A decade or so ago, my mother's mother ("Grandma J") married the man she was seeing before both of them split and had long eventful lives with other people who died before they did. His name's Jim.

About a month ago, Grandma J had a Parkinson's dimentia episode combined with being fed up with staying at home all the time with a nigh-immobile husband. She, essentially blind, just up and walked away from the house. That finally, finally convinced Jim to concede to moving to an assisted living facility.

Well, Jim's in the hospital now. I don't know the full details of what's wrong with him, but given his age and physical state, he might be on his way out.

If he goes, that would mean Grandma J moves to another assisted-living place much closer to us. That would mean moving a lot of furniture, not only from her home but from her house. And a lot of furniture presents a logistical problem.

My mom floated the idea of my sister and/or I getting an apartment or renting a house for the express purpose of having a place to cram all that stuff. It's what she and her brother did when their father died, I'm told.


It seems to me that just selling the stuff or putting it in long-term storage is a more efficient and cost-effective way getting rid of it than moving out in order to keep it company.

If moving out were simply a matter of possessing enough furniture to live comfortably, I'd be gone. There's a whole darn house worth of the stuff in the garage, the shed and the back room, just waiting there for me and/or my sister. One hundred percent of it could vanish tomorrow and the only thing this family would feel is relief that we have free space again. If and when Grandma J moves closer to us, we will own approximately three houses worth of furniture.
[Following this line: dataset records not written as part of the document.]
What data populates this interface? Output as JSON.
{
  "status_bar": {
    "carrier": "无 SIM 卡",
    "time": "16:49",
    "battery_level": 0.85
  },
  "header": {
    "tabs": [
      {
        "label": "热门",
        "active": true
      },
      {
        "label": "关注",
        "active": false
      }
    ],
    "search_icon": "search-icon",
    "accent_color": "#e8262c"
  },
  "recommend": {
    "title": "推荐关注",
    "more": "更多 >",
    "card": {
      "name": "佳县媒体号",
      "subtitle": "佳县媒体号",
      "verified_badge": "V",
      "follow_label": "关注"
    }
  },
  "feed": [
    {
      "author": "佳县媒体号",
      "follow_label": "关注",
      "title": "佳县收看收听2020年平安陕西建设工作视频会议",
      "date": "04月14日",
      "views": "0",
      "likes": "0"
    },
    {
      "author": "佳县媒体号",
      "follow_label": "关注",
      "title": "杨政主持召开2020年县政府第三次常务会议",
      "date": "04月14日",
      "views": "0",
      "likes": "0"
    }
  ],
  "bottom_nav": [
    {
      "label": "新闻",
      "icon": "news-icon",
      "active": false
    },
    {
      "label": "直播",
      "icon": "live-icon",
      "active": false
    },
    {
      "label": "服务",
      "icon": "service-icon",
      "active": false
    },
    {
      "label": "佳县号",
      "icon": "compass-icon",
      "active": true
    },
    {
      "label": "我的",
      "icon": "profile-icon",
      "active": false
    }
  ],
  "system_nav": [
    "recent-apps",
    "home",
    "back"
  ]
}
I mean I'd like to have it all, in my own place, two years ago, but moving out usually requires a reason like "I make a sufficient wage in addition to my savings," "My parents have ordered it / requested it / suggested it might be nice," "I have a significant other," or "My current living arrangement has become uncomfortable in some way," not merely "The furniture needs a custodian."


Maybe Jim will pull through whatever it is and all will be well for a while. But I'll be recommending selling the stuff we can't live without.

... Anybody want a lot of tables and chairs and things?